Indeed, one of the biggest concerns associated with the new genetic research is how neatly it reinforces discourses of eugenics and overpopulation. If the simple existence of 6 billion people (rather than the actions of a small but privileged minority of those people) is believed to be destroying the planet, then reducing those numbers becomes the top priority-- and both consumers and policymakers will become more interested in trying to ensure that those children who are allowed to be born are as "perfect" as possible in the current society's eyes.

But who determines who shall be born and who not, and according to what criteria and what assumptions? In the nineteenth century, no one suggested that princesses of the royal families of Europe be sterilized because they were carriers of the gene for hemophilia. Rarely mentioned in discussions about the supposed benefits for all humanity of the new genetic research is the power of dominant groups to decide which diseases and conditions constitute "unacceptable" health risks, and to determine who counts as a "legitimate" mother.

Most health inequalities cannot be attributed either to different genetic susceptibilities or to differences in medical care, and are only partially explained by such health-related individual behavior as smoking, drinking, diet, and exercise. They are due rather to the effects of the different social and economic circumstances in which people live, including unemployment, poverty, housing, and pollution. "Much more important than the small differences medicine can make in survival from cancers and heart disease are differences in the incidence of these diseases," says British sociologist Richard Wilkinson, who has long studied health inequalities within societies. All the broad categories of causes of death in developed countries --heart disease, respiratory illness and cancer, all of which are main targets of biotech research--are related to income distribution. "To feel depressed, cheated, bitter, desperate, vulnerable, frightened, angry, worried about debts or job and housing insecurity; to feel devalued, useless, helpless, uncared for, hopeless, isolated, anxious and a failure.... It is the chronic stress arising from these feelings which does the damage," says Wilkinson.

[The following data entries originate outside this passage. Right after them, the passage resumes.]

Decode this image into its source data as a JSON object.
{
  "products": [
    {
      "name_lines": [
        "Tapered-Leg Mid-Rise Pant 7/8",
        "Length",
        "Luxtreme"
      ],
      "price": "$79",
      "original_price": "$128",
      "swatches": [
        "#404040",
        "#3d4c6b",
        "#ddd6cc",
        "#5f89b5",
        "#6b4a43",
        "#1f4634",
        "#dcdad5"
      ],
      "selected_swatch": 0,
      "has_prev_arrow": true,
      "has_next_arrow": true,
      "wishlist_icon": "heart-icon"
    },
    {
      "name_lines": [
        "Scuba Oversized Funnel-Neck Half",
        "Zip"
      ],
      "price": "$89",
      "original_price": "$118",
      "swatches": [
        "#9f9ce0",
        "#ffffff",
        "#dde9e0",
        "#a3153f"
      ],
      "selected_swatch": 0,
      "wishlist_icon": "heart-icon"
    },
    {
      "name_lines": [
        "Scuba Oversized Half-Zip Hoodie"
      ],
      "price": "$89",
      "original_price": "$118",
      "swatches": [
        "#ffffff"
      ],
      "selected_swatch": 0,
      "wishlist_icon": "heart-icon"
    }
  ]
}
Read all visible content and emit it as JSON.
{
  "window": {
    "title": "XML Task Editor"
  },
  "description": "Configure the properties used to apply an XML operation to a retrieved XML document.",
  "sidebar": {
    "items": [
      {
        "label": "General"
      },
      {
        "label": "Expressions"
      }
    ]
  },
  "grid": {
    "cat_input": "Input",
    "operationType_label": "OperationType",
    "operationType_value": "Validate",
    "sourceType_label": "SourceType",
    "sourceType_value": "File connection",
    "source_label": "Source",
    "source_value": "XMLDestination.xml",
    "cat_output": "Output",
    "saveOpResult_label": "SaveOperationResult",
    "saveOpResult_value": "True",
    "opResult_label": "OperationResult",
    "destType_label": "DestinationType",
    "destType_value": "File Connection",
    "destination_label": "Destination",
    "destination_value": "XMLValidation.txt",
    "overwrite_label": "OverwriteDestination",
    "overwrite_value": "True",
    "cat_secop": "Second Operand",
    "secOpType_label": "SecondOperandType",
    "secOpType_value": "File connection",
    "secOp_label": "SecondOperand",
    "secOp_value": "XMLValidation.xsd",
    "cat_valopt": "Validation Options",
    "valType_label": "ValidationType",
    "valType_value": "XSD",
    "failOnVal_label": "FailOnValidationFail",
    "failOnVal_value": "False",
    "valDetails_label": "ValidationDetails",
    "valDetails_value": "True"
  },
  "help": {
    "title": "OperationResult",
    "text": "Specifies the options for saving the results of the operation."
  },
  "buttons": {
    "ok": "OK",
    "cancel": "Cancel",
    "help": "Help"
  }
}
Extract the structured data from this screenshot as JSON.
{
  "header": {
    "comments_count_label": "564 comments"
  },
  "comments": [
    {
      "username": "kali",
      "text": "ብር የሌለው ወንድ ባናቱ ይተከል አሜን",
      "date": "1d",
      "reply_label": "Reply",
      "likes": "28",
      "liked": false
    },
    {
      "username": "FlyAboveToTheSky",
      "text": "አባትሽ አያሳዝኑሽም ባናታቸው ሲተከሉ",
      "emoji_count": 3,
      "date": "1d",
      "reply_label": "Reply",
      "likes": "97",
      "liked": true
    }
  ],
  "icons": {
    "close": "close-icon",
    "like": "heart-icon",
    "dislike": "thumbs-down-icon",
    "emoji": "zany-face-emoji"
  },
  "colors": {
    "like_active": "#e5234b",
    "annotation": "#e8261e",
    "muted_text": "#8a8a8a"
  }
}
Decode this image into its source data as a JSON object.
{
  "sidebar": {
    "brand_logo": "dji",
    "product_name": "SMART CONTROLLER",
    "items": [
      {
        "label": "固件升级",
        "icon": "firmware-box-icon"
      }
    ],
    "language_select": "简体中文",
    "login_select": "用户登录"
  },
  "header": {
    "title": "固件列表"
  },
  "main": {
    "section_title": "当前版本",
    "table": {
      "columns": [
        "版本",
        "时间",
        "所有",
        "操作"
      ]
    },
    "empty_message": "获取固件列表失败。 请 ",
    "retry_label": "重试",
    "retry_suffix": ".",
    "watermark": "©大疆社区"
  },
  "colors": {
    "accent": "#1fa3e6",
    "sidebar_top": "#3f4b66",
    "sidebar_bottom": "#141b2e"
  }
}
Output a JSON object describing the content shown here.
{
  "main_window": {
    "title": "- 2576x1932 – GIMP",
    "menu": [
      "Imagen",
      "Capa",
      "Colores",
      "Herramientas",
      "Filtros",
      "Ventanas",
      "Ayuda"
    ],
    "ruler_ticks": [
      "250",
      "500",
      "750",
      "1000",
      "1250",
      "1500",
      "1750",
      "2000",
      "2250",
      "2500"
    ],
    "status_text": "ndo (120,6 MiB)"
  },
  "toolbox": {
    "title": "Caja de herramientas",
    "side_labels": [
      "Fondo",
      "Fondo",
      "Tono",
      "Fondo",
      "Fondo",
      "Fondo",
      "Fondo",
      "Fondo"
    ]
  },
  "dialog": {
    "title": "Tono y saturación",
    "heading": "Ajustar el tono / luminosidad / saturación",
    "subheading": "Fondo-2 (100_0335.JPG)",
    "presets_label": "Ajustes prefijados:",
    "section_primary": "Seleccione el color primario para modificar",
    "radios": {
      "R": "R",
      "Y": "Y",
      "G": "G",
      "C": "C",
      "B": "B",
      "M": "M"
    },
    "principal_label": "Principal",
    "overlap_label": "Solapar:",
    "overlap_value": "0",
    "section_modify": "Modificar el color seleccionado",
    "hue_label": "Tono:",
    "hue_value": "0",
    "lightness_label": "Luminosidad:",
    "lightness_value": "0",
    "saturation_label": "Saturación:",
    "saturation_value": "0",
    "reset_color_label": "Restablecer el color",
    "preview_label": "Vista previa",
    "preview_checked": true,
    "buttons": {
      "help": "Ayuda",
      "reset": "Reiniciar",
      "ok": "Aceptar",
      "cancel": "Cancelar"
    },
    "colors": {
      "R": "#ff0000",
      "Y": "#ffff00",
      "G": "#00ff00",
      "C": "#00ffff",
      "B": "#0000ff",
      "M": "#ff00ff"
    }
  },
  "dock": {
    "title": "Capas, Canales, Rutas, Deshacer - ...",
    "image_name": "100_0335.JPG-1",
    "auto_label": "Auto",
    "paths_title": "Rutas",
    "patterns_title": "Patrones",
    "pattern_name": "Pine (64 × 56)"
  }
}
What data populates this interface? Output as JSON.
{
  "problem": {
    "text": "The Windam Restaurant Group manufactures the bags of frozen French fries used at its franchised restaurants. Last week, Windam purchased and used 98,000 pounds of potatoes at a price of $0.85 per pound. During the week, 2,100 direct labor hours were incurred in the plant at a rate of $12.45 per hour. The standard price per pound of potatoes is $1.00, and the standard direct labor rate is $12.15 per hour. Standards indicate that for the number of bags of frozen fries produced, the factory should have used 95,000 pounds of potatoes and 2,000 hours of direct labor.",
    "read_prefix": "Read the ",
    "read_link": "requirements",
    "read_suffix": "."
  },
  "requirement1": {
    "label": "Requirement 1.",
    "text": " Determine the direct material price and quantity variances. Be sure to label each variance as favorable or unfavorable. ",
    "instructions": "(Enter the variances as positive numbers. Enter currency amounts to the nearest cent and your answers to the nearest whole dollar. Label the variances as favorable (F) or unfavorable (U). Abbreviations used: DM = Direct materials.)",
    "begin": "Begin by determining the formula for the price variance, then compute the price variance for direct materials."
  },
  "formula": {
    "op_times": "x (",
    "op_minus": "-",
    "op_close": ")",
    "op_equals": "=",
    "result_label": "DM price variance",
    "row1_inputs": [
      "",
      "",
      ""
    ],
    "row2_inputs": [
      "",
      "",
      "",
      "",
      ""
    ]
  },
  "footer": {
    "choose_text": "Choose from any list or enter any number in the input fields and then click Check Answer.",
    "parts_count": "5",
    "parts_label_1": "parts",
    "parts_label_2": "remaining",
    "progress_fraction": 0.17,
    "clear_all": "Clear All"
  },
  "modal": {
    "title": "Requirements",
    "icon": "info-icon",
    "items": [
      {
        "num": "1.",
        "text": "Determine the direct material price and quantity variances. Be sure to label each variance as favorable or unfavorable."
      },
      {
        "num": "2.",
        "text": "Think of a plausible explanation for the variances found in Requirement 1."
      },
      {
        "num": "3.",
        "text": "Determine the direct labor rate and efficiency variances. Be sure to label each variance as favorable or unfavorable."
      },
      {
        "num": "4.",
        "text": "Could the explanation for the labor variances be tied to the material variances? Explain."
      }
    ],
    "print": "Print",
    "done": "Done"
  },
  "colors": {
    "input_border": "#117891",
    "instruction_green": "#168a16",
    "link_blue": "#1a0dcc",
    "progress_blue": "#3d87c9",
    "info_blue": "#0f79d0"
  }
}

Even those few conditions clearly linked to single genes often cry out not so much for more genetic research as for more attention to the environment of the sufferers. Consider sickle-cell disease. Chuck Adams, a social worker in a children's hospital in Philadelphia who deals with the social problems faced by sickle-cell patients and their families, points out that living in a cold, abandoned building without adequate food must heavily affect those who have sicklecell disease. "They just happen to have a chronic genetic disorder," he says, "but being poor was probably the first disorder that they had to deal with." Genetic research is yielding what is scientifically and financially feasible, not necessarily what is needed by sick people. Health For All, not Genes 'R Us, needs to be placed at the centre of public health research, policy and funding.